Imprecisões
Muita gente à esquerda (para além de alguma comunicação social) ficou extremamente desiludida com a eleição de Ratzinger como Papa, neste caso, com o nome de Bento XVI. Compreende-se, afinal, na comunicação social, nos últimos dias, só se sabia caracterizar Ratzinger como um ultra-conservador (epíteto dos mais benignos ainda sim).
Assim, não é de espantar que, algumas horas após a sua eleição, aparece na internet o popular desporto de "pope bashing", por exemplo, em numerosos blogues esquerdistas norte-americanos (para os quais não faço ligações, por o mau-gosto e a estupidez serem demasiado evidentes). Também alguns blogues nacionais, entraram nesse desporto, embora, ainda assim (e reportando-me aos que li) ficando a milhas de distância do que circula pelas américas.###
Vem esta introdução a propósito desta entrada do meu amigo Jorge que diz o seguinte:Antes de ser o sucessor de João Paulo II, Ratzinger foi o sucessor de Torquemada, à frente da Congregação para a Defesa da Fé (ex-Santa Inquisição), responsável pela excomunhão dos suspeitos de heresia.

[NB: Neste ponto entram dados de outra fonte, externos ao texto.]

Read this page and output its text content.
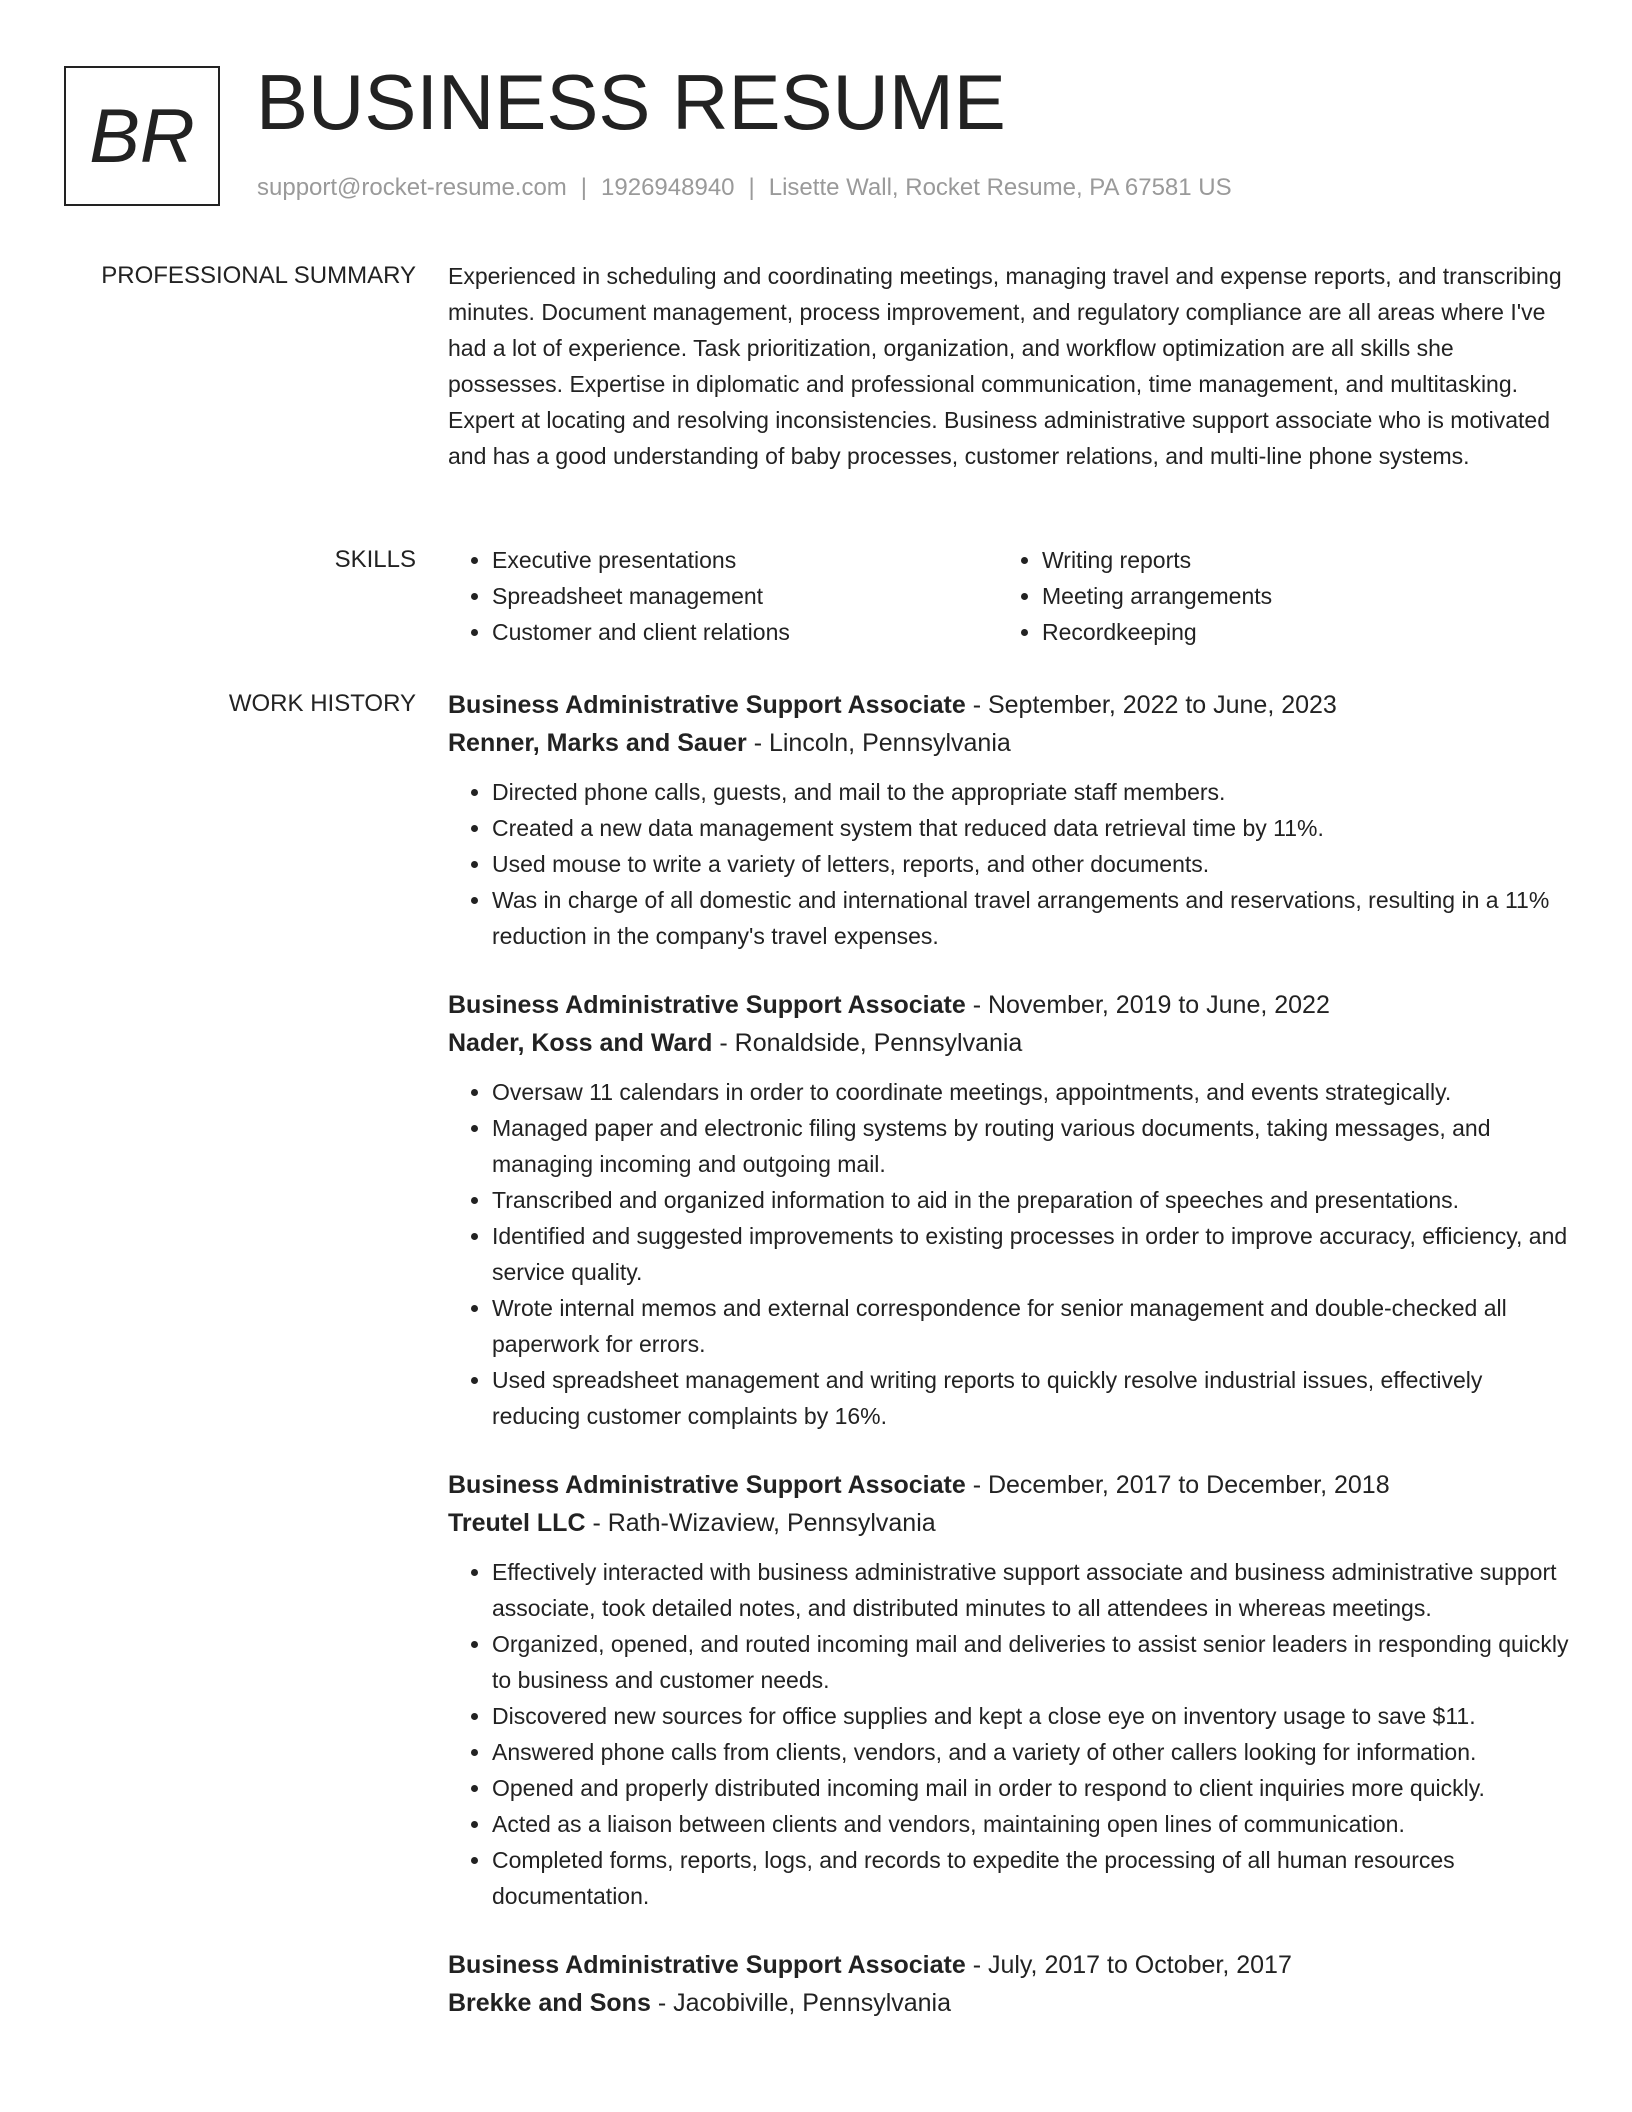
BR BUSINESS RESUME
support@rocket-resume.com | 1926948940 | Lisette Wall, Rocket Resume, PA 67581 US
PROFESSIONAL SUMMARY Experienced in scheduling and coordinating meetings, managing travel and expense reports, and transcribing minutes. Document management, process improvement, and regulatory compliance are all areas where I've had a lot of experience. Task prioritization, organization, and workflow optimization are all skills she possesses. Expertise in diplomatic and professional communication, time management, and multitasking. Expert at locating and resolving inconsistencies. Business administrative support associate who is motivated and has a good understanding of baby processes, customer relations, and multi-line phone systems.

SKILLS
•	Executive presentations
• Spreadsheet management
• Customer and client relations
• Writing reports
• Meeting arrangements
• Recordkeeping
WORK HISTORY Business Administrative Support Associate - September, 2022 to June, 2023
Renner, Marks and Sauer - Lincoln, Pennsylvania
• Directed phone calls, guests, and mail to the appropriate staff members.
• Created a new data management system that reduced data retrieval time by 11%.
• Used mouse to write a variety of letters, reports, and other documents.
• Was in charge of all domestic and international travel arrangements and reservations, resulting in a 11% reduction in the company's travel expenses.
Business Administrative Support Associate - November, 2019 to June, 2022
Nader, Koss and Ward - Ronaldside, Pennsylvania
• Oversaw 11 calendars in order to coordinate meetings, appointments, and events strategically.
• Managed paper and electronic filing systems by routing various documents, taking messages, and managing incoming and outgoing mail.
• Transcribed and organized information to aid in the preparation of speeches and presentations.
• Identified and suggested improvements to existing processes in order to improve accuracy, efficiency, and service quality.
• Wrote internal memos and external correspondence for senior management and double-checked all paperwork for errors.
• Used spreadsheet management and writing reports to quickly resolve industrial issues, effectively reducing customer complaints by 16%.
Business Administrative Support Associate - December, 2017 to December, 2018
Treutel LLC - Rath-Wizaview, Pennsylvania
• Effectively interacted with business administrative support associate and business administrative support associate, took detailed notes, and distributed minutes to all attendees in whereas meetings.
• Organized, opened, and routed incoming mail and deliveries to assist senior leaders in responding quickly to business and customer needs.
• Discovered new sources for office supplies and kept a close eye on inventory usage to save $11.
• Answered phone calls from clients, vendors, and a variety of other callers looking for information.
• Opened and properly distributed incoming mail in order to respond to client inquiries more quickly.
• Acted as a liaison between clients and vendors, maintaining open lines of communication.
• Completed forms, reports, logs, and records to expedite the processing of all human resources documentation.
Business Administrative Support Associate - July, 2017 to October, 2017
Brekke and Sons - Jacobiville, Pennsylvania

Ora, neste parágrafo o Jorge comete uma terrível imprecisão (que aliás Manuela Moura Guedes também cometeu): a de considerar a actual Congregação para a Doutrina da Fé como sucessora da Inquisição espanhola, ou como se a Inquisição tivesse sido só uma em toda a história.
Sem me quer alargar em considerações históricas, a Inquisição medieval foi fundada por Gregório IX, em Fevereiro de 1231, com a Constituição Incosutilem tunicam. Esta Inquisição estava sob comando papal e era, geralmente, confiada aos franciscanos e dominicanos. Mas esta Inquisição medieval declinou por volta do séc. XV.
Paulo III, em 1542, decide criar a Congregatio romanae et universalis Inquisitionis, vulgarmente conhecido por Santo Ofício. Esta sim é a antecessora da actual Congregação para a Doutrina da Fé. Embora devesse ser universal, esta Inquisição nunca exerceu jurisdição na Península Ibérica (nem na Sicília por esta estar dependente a Espanha). A sua actuação não passou muito da Península Itálica. Em 29 de JUnho de 1908, S. Pio X, pela Constituição Sapienti Consilio, mudou o nome para Sagrada Congregação do Santo Ofício. Por fim, em 7 de Dezembro de 1965, Paulo VI, pelo motu proprio Integrae servandae dá-lhe o nome actual.
Por seu lado, a Inquisição espanhola, como posteriormente a portuguesa, é uma instituição completamente diferente. É um tribunal especial fundado em Espanha por Sisto IV, em 1478, pela bula Exigit sincerae devotionis affectus, como resposta aos pedidos dos reis católicos Fernando e Isabel.
Esta Inquisição diferia da inquisição medieval devido à sua centralização absoluta sob um inquisidor-geral nomeado pelo Papa sob proposta do rei. Mas o rei tinha o poder de substituir inquisidores, o que alterava as relações de fidelidade dos mesmos. A dependência do rei acentuou-se posteriormente, sendo por isso a Inquisição espanhol um instrumento real para controlo do país. O mesmo se passou com a Inquisição portuguesa aliás. A Inquisição espanhola foi extinta em 1820. A de Portugal foi extinta em 1821 pelas Cortes Constitucionais (1812 havida sido suprimida a de Goa).
De qualquer modo, tudo isto só para dizer que Ratzinger nunca poderia ser um sucessor de Torquemada, pois tratam-se de instituições completamente diferentes.
Mas, obviamente, e descontando desde logo que a Congregação para a Doutrina da Fé tem pouco a ver com a instituição estabelecida em 1542, esta ligação a uma personagem sinistra como Torquemada faz parte deste "pope bashing" para passar a ideia que estamos na presença de um indivíduo, no mínimo, sinistro.
Se para isso tiverem que cometer imprecisões, que se lixe! Para eles isso não tem importância alguma.